Nausicaä, a young princess, has an empathic bond with the giant Ohmu insects and animals of every creed. She fights to create tolerance, understanding and patience among empires that are fighting over the world’s remaining precious natural resources.


Maus

by Art Spiegelman

The Pulitzer Prize-winning Maus tells the story of Vladek Spiegelman, a Jewish survivor of Hitler’s Europe, and his son, a cartoonist coming to terms with his father’s story. Maus approaches the unspeakable through the diminutive. Its form, the cartoon (the Nazis are cats, the Jews mice), shocks us out of any lingering sense of familiarity and succeeds in “drawing us closer to the bleak heart of the Holocaust” (The New York Times).

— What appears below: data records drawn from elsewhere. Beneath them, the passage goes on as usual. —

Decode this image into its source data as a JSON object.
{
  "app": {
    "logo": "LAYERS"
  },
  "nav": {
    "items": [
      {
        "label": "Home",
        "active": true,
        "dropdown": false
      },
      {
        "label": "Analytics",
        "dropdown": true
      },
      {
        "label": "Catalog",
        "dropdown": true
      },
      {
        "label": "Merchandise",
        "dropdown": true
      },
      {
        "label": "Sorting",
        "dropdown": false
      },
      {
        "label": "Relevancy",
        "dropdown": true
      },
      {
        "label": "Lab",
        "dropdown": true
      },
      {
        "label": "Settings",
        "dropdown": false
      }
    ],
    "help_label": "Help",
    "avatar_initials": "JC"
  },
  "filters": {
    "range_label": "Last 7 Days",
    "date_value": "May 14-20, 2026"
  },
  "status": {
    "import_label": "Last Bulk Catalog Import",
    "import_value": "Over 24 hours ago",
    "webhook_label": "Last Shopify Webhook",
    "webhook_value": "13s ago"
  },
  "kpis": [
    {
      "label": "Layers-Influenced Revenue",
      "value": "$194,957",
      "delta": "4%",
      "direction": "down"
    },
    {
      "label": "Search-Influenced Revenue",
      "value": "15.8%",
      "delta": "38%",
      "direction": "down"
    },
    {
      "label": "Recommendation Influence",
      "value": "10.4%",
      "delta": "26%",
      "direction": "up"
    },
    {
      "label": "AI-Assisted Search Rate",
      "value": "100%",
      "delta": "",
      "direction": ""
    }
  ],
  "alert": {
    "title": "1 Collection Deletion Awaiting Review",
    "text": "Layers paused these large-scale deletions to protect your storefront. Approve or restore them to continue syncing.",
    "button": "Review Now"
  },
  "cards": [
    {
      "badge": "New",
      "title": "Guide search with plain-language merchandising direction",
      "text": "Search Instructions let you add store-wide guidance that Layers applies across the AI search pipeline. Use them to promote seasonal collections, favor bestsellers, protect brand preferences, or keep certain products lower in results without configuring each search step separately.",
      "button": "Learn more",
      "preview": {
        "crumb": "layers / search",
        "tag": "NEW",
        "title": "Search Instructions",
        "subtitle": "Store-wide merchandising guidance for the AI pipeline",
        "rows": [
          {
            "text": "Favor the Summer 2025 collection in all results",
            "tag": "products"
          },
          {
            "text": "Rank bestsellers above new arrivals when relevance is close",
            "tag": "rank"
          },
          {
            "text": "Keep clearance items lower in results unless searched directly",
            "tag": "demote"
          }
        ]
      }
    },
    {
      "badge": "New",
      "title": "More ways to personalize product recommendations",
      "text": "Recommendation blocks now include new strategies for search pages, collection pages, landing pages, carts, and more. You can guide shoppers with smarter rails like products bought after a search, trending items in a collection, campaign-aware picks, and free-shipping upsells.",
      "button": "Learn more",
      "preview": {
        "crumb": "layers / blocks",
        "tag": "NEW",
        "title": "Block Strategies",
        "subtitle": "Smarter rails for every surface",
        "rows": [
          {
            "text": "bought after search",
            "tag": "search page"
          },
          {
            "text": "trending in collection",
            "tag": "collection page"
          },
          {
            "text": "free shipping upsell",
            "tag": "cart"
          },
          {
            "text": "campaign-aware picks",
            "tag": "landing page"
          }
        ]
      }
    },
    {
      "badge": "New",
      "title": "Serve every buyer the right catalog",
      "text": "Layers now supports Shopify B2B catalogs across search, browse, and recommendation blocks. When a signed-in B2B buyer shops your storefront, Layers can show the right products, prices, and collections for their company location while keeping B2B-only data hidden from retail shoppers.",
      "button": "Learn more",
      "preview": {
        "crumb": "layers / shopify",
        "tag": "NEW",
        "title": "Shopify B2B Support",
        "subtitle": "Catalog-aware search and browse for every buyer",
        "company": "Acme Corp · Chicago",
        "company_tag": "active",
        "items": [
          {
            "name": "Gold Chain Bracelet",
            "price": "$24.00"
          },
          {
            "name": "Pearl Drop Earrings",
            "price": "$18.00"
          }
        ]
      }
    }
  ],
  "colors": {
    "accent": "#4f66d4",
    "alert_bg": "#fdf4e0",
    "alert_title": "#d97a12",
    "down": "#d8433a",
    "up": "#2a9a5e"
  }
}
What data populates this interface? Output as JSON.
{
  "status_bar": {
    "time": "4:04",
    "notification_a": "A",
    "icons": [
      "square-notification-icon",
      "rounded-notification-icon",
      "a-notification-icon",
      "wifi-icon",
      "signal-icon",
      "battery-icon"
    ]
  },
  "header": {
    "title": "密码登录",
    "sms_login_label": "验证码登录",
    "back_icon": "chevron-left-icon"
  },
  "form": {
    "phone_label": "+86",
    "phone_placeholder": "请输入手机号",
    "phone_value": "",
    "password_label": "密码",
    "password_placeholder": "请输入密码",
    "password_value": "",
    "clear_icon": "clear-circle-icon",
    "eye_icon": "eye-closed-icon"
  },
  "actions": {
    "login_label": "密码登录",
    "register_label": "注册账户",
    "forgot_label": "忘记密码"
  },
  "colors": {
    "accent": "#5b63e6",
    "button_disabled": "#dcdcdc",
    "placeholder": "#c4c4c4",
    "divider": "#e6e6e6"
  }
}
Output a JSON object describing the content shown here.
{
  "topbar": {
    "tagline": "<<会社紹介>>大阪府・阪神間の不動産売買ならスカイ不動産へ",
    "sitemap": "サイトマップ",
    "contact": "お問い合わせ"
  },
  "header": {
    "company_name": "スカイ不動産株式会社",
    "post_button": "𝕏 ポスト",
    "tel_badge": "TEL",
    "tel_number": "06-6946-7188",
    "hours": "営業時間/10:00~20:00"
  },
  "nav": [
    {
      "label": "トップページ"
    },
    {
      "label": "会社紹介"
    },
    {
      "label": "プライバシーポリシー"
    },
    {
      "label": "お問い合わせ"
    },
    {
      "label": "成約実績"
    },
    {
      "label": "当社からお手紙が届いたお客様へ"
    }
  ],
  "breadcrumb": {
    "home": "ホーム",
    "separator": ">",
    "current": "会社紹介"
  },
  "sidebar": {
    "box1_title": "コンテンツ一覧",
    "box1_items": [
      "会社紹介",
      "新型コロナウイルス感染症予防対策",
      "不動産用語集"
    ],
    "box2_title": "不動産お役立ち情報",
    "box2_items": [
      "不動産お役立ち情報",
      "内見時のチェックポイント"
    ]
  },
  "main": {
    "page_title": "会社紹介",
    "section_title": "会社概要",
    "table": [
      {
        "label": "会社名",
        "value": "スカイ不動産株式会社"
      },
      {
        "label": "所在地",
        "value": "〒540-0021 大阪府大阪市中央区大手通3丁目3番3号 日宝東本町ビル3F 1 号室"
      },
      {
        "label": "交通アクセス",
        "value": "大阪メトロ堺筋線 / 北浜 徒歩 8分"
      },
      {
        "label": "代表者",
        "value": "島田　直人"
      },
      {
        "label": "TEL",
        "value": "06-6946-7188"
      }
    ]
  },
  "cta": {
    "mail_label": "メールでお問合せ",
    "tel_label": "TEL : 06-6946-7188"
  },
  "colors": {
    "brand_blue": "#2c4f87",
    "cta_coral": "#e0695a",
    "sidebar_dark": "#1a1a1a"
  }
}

Maus is a haunting tale within a tale. Vladek’s harrowing story of survival is woven into the author’s account of his tortured relationship with his aging father. Against the backdrop of guilt brought by survival, they stage a normal life of small arguments and unhappy visits. This astonishing retelling of our century’s grisliest news is a story of survival, not only of Vladek but of the children who survive even the survivors. Maus studies the bloody pawprints of history and tracks its meaning for all of us.


Good Talk

by Mira Jacob

“How brown is too brown?”
“Can Indians be racist?”
“What does real love between really different people look like?”

Like many six-year-olds, Mira Jacob’s half-Jewish, half-Indian son, Z, has questions about everything. At first they are innocuous enough, but as tensions from the 2016 election spread from the media into his own family, they become much, much more complicated. Trying to answer him honestly, Mira has to think back to where she’s gotten her own answers: her most formative conversations about race, color, sexuality, and, of course, love.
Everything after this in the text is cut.